Australian business executive

Michael Ebeid is an Australian business executive. He was CEO and managing director of the Special Broadcasting Service (SBS) between June 2011 and October 2018.

==Career==
Ebeid worked with IBM for nine years in various roles across finance, sales and marketing, and worked in Tokyo and other Asian countries.

In 1995, he moved to Optus Communications, where he was Director of Commercial Operations for the Consumer Division. He was on the Board of the subscription television industry body, ASTRA, from 2001 to 2005.

In 2005, Ebeid joined Two Way Limited, an interactive TV, mobile and online entertainment media business as COO and then as CEO.
Ebeid became the executive director of corporate strategy and marketing at the Australian Broadcasting Corporation (ABC) holding position until 2011 when he became CEO of SBS in 2011.

=== SBS ===
Ebeid was appointed CEO and managing director of the Special Broadcasting Service (SBS) in June 2011 and he resigned on 1 October 2018. During Ebeid's tenure, SBS expanded its digital services and multicultural programming, and launched new platforms, including SBS On Demand.

=== Telstra ===
As part of a new structure, Australian telecommunications company Telstra appointed Ebeid as Head of its Enterprise Division, on 8 October 2018. This appointment was part of the Telstra Group Executive team. Ebeid was Telstra Group Executive – Enterprise from 2018 to 2020.

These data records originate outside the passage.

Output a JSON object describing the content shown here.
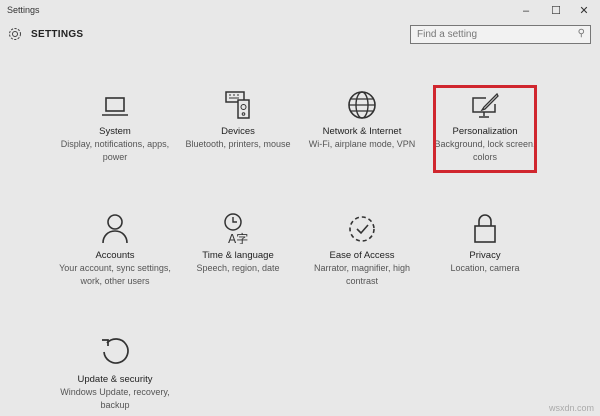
{
  "window": {
    "title": "Settings",
    "controls": {
      "minimize": "–",
      "maximize": "☐",
      "close": "✕"
    }
  },
  "header": {
    "title": "SETTINGS",
    "icon": "gear-icon"
  },
  "search": {
    "placeholder": "Find a setting",
    "icon": "search-icon"
  },
  "tiles": [
    {
      "name": "System",
      "desc": "Display, notifications, apps, power",
      "icon": "laptop-icon"
    },
    {
      "name": "Devices",
      "desc": "Bluetooth, printers, mouse",
      "icon": "keyboard-speaker-icon"
    },
    {
      "name": "Network & Internet",
      "desc": "Wi-Fi, airplane mode, VPN",
      "icon": "globe-icon"
    },
    {
      "name": "Personalization",
      "desc": "Background, lock screen, colors",
      "icon": "monitor-brush-icon",
      "highlighted": true
    },
    {
      "name": "Accounts",
      "desc": "Your account, sync settings, work, other users",
      "icon": "person-icon"
    },
    {
      "name": "Time & language",
      "desc": "Speech, region, date",
      "icon": "clock-language-icon"
    },
    {
      "name": "Ease of Access",
      "desc": "Narrator, magnifier, high contrast",
      "icon": "ease-of-access-icon"
    },
    {
      "name": "Privacy",
      "desc": "Location, camera",
      "icon": "lock-icon"
    },
    {
      "name": "Update & security",
      "desc": "Windows Update, recovery, backup",
      "icon": "refresh-icon"
    }
  ],
  "highlight_color": "#d0262e",
  "watermark": "wsxdn.com"
}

==Honours and recognition==
Ebeid was made a Member of the Order of Australia (AM) in the 2017 Queen's Birthday Honours for "significant service to the broadcast media and multicultural affairs as an executive, innovator and business leader".

Ebeid was named CEO Magazine's 'CEO of the year' at the 2017 Executive Of The Year Awards, while CEO and managing director at SBS. Ebeid was a judge for the same award in 2018.

==Personal life==
Ebeid was born in Cairo, Egypt, and moved to Sydney, Australia, with his family when he was three.

Ebeid, who came out as gay in the 1990s, has been described as, "without doubt one of Australia's most powerful media figures".